First of all there's the beginner-level gotcha: The XNA Matrix class's operator* will make several copies. This is slower than what you might expect from the equivalent C++ code.

(Of course, if you use Matrix.Multiply(), then you can pass by reference.)

The second reason is that the .NET Compact Framework used by XNA on the Xbox 360 does not have access to the VMX hardware (SIMD) that is available to native, C++ games.

This is why you keep hearing that it is slow, at least. As you can see from the benchmarks you posted - it's not really that "slow", when you compare apples to apples.

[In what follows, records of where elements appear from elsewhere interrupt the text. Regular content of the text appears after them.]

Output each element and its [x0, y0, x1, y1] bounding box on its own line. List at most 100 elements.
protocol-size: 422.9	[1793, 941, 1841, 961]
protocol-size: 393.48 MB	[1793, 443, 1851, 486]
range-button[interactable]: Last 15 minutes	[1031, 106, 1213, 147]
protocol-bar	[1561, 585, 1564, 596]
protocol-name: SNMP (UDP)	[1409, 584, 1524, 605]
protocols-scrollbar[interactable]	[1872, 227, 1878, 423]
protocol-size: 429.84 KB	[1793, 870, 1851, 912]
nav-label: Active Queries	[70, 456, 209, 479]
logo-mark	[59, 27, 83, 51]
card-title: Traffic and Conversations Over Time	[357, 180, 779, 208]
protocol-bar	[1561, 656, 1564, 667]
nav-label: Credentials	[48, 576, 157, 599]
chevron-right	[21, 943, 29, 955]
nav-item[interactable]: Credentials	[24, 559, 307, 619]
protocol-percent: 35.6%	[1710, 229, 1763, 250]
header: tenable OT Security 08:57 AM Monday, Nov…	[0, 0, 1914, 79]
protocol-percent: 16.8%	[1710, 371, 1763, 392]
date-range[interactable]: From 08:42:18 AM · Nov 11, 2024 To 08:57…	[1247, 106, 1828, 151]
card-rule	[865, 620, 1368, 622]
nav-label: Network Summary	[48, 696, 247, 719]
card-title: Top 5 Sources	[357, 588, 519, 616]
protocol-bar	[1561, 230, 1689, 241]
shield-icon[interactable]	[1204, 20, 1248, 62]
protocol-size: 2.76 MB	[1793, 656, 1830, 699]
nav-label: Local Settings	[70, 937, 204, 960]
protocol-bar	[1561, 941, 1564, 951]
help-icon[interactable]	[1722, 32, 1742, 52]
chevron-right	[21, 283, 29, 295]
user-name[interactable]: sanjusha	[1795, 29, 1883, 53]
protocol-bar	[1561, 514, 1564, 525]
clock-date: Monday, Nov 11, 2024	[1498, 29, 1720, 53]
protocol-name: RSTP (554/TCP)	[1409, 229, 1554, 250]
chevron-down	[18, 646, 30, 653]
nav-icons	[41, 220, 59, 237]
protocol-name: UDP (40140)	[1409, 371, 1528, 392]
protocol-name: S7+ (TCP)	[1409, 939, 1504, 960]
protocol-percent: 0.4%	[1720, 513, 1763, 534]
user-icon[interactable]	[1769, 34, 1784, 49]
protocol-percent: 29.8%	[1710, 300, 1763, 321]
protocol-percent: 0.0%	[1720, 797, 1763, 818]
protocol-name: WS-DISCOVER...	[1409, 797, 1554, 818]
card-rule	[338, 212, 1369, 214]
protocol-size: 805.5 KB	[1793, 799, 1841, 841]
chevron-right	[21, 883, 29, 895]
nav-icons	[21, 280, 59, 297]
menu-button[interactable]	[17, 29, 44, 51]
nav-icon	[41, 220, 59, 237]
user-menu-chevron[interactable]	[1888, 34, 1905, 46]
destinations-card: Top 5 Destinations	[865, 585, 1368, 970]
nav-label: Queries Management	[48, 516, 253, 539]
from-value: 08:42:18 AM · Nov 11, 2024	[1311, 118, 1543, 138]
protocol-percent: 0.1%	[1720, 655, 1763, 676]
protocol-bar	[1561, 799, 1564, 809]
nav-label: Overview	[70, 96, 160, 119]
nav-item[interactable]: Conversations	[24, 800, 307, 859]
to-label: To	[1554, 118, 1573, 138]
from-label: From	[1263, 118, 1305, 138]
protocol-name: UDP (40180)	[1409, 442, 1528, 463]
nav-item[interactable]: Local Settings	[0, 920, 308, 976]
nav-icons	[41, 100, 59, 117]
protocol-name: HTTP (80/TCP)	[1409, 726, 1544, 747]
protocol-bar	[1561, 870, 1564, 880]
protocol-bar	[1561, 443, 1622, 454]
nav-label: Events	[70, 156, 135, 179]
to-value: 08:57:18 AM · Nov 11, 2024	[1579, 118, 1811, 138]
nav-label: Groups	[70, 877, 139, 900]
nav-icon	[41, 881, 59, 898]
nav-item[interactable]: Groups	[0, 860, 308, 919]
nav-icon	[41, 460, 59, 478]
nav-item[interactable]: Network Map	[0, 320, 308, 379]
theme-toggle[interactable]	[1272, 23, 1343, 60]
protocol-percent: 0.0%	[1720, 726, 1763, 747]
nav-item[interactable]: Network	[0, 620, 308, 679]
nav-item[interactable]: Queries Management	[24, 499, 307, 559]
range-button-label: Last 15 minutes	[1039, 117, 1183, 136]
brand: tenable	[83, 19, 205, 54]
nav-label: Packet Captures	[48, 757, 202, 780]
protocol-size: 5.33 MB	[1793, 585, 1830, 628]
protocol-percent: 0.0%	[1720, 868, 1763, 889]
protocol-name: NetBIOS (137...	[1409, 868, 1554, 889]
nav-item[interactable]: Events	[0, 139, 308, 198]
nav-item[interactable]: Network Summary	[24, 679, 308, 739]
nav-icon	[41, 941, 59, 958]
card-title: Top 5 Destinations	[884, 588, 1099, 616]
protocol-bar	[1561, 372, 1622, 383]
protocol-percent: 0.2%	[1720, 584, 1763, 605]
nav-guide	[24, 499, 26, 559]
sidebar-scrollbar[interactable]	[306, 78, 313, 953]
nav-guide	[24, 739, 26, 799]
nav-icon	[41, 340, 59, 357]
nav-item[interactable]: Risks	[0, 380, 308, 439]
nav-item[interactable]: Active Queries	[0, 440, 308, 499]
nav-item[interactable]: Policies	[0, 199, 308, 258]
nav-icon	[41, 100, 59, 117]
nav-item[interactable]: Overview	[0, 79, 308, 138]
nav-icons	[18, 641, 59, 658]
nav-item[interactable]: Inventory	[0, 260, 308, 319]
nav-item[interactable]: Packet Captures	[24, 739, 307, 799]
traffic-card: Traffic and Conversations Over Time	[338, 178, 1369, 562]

Well clearly the benchmark author did not understand the difference between jagged and multidimensional arrays in C#. It really was not an apples-to-apples to comparison. When I changed the code to use jagged arrays instead of multidimensional arrays so that it operates in a manner more similar to Java then the C# code ends up running twice as fast...making it faster than Java (though just barely and that is probably statistically insignificant). In C# multidimensional arrays are slower because there is extra work involved in finding the array slot and because the array bounds check cannot be eliminated for them...yet.

See this question for a more in depth analysis of why multidimensional arrays are slower than jagged arrays.

See this blog for more information on array bounds checking. The article specifically warns against using multidimensional arrays for matrix multiplication.


Here's an updated benchmark dealing with matrix multiplcation (and some benchmarks using the new Task Parallel Library):

Parallel Matrix Multiplication with the Task Parallel Library (TPL)

The article goes into different methods, and explains why multidimensional arrays are a poor choice:

The easiest way to do matrix multiplication is with a .NET multidimensional array with i,j,k ordering in the loops. The problems are twofold. First, the i,j.k ordering accesses memory in a hectic fashion causing data in varied locations to be pulled in. Second, it is using a multidimensional array. Yes, the .NET multidimensional array is convenient, but it is very slow.